Council decision riles residents

24 Sep, 2021 - 00:09 0 Views
Council decision riles residents


A decision by the Harare City Council to sell land, in New Marlborough, earmarked for a primary school to a church has riled Ward 41 residents.

Suburban Reporter

Stand 951 in New Marlborough, measuring nearly seven hectares (7ha) was originally set aside for a public primary school under the previous council.

Since the space was considered too big for a primary school, the previous council agreed that about 4.5 hectares of stand 951 in New Marlborough be set aside for a primary school, with the remainder being converted into a recreational site for residents of the area.

At the time the new council took over at Town House, all that remained was processing of the paper work to reflect change of land use.
Somehow, that did not happen.

Residents had hoped for an affordable council or Government school within the suburb and catering for the needs of children from New Marlborough, Adylinn, Good Hope, sections of Westgate and Old Marlborough.
However, residents were stunned to learn that the site was eventually sold to Celebration Church, which according to recalled Councillor, Kudzai Kadzombe, plans on building a church and its own private primary school.

Riled by this development, which means there are no affordable schools for children in the five sections of Ward 41, residents have demanded minutes of the resolution, overturning the original plan for a public primary school.

Former Councillor for Ward 41, Mrs Charity Bango, confirmed the original plan for Stand 951 in New Marlborough was for a public primary school.

Mrs Shungu Chirimuta of the Combined Harare Residents’ Association (CHRA) is also aware of the original plan and confirms Mrs Bango’s claims.

Residents have demanded explanations for failure by the City of Harare to ensure this area of Ward 41 has a council or Government school, which would make education easily accessible to children from low income families.

Recalled councillor Mrs Kadzombe explains that it is not the “practice” of council to build schools in low-density areas, “because of an assumption that parents in these areas prefer private schools”.

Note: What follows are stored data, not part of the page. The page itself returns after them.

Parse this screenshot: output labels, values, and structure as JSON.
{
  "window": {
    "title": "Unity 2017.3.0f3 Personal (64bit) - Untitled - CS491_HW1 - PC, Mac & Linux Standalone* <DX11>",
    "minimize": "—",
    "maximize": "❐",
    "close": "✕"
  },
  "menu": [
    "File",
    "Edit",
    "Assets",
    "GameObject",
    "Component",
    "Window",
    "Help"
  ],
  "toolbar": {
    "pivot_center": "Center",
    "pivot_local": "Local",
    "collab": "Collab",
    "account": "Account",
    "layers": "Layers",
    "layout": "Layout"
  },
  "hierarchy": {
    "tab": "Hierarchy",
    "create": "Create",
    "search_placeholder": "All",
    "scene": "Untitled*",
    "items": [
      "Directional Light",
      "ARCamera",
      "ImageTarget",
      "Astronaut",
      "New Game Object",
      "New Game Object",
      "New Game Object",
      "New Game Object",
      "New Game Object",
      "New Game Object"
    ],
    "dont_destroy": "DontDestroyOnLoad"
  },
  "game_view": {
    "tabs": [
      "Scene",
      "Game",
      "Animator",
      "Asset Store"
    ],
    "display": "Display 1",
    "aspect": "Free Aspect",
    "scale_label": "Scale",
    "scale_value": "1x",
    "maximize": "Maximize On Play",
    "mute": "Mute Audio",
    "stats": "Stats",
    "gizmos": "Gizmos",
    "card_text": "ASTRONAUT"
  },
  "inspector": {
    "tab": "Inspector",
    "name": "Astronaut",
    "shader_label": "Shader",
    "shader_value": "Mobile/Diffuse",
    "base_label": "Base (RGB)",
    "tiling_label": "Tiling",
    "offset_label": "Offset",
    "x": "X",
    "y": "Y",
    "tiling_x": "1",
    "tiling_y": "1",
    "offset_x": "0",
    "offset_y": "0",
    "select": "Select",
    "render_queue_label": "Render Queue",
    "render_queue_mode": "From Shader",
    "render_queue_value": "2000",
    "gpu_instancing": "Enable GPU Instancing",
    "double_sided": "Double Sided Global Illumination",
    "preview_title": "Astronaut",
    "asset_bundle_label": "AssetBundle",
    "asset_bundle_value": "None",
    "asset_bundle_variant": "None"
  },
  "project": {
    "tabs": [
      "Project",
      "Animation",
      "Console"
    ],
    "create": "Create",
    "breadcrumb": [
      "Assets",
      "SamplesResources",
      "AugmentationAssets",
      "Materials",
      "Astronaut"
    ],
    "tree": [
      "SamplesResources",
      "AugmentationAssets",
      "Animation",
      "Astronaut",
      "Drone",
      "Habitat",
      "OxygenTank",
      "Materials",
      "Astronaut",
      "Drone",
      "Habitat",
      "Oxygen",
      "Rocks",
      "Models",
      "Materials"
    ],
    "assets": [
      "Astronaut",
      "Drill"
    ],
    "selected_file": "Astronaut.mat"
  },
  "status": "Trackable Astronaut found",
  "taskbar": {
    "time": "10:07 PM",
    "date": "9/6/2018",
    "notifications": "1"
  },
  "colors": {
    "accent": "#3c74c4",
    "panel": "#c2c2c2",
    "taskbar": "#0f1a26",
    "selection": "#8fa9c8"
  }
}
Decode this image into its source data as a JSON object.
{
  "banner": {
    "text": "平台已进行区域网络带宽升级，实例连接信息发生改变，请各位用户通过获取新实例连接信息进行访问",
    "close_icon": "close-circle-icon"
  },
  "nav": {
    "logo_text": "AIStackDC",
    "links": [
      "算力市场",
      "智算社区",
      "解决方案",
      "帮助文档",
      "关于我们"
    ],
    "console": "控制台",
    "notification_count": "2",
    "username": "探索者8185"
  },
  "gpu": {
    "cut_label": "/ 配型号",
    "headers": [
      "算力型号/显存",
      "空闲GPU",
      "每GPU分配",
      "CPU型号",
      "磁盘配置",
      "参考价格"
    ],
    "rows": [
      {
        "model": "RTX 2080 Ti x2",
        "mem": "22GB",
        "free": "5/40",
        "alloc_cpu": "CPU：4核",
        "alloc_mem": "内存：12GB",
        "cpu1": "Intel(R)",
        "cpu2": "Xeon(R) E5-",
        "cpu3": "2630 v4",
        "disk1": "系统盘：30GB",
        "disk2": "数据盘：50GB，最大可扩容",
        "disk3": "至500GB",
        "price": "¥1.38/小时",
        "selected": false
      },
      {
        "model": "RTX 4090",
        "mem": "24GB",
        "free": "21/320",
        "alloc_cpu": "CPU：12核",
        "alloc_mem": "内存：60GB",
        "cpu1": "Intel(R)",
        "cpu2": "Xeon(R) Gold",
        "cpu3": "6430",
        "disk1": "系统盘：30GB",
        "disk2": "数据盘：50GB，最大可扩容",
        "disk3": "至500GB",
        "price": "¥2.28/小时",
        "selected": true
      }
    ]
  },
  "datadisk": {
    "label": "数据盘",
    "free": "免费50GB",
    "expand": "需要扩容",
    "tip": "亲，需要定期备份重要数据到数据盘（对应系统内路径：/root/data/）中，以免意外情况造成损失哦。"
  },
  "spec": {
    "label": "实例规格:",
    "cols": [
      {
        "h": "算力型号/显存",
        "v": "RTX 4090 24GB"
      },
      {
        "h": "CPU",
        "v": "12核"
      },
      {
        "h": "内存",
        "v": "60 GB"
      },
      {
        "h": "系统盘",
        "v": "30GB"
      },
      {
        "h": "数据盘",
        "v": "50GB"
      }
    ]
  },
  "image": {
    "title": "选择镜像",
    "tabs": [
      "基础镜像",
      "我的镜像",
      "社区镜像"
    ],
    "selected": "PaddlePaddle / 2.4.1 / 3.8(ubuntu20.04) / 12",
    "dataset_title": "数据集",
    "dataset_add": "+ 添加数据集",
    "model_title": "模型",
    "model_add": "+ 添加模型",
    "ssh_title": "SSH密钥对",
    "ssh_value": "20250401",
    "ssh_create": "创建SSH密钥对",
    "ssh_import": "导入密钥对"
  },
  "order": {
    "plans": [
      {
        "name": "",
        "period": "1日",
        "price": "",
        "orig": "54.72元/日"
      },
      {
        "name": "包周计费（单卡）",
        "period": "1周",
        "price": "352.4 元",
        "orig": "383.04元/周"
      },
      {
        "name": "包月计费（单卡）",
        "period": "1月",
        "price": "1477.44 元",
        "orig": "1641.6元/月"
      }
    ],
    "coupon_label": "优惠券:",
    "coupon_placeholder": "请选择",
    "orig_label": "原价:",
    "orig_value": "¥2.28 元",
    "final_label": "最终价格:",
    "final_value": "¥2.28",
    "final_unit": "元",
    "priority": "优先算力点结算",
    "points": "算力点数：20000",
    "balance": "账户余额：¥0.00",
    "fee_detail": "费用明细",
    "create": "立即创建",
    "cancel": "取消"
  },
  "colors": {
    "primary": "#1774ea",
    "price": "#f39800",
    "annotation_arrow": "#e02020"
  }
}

This assumption does not appear to recognise council’s current drive at densification of the area because the stands are generally larger.

Residents view the decision over Stand 951 as part of a general pattern of how council has opted to put profits before people. For example, residents point out council has also decided that part of the recreational park next to Marlborough District Offices be offered to private developers at the expense of a recreational site for the suburb.

CHRA has offered to co-ordinate efforts to maintain and run the park on behalf of and for the benefit of Marlborough residents.

In a bid to calm tempers, recalled Mrs Kadzombe explained that “Celebration Church is still supposed to build the school, though it will be private.”

Seeking to deflect further criticism of council, she also explains that Old Mutual “gave back to Ward 41 five school stands and they are still vacant … waiting for private developers to take up.”

It was not immediately possible to confirm this assertion with Old Mutual, at the time of publishing.

The residents are demanding that since the area has no current councillor representing them, they should meet the mayor and senior council officials over this issue as well as matters of erratic or non-existent service delivery in the area.

They also complain that Marlborough suffers from neglect since it has for a long time not had its own resident District Officer (DO). It is administered by a DO who is based in Ward 16, Mabelreign.

Residents point out that it is this arrangement that has contributed to poor service delivery in Ward 41.

For Ward 41 senior citizens like Mrs Joyce Mtshani-Khumalo, a former Old Mutual property manager, the local authority in this particular instance, appears compromised.

“Council land should be allocated in a transparent and accountable manner. New Marlborough residents want their council primary school as a top priority.

“We need public schools in the area and we demand that public schools be available to the community. The majority of the people in the area are of relatively no means and are desperately in need of a council or Government school — both primary and secondary.

“It should be a priority as the population is in dire need of affordable schools. Council and the Government must urgently provide these facilities without delays. There are already too many churches in the area. We need educational facilities that are affordable for our domestic helpers and those that cannot afford private schools.”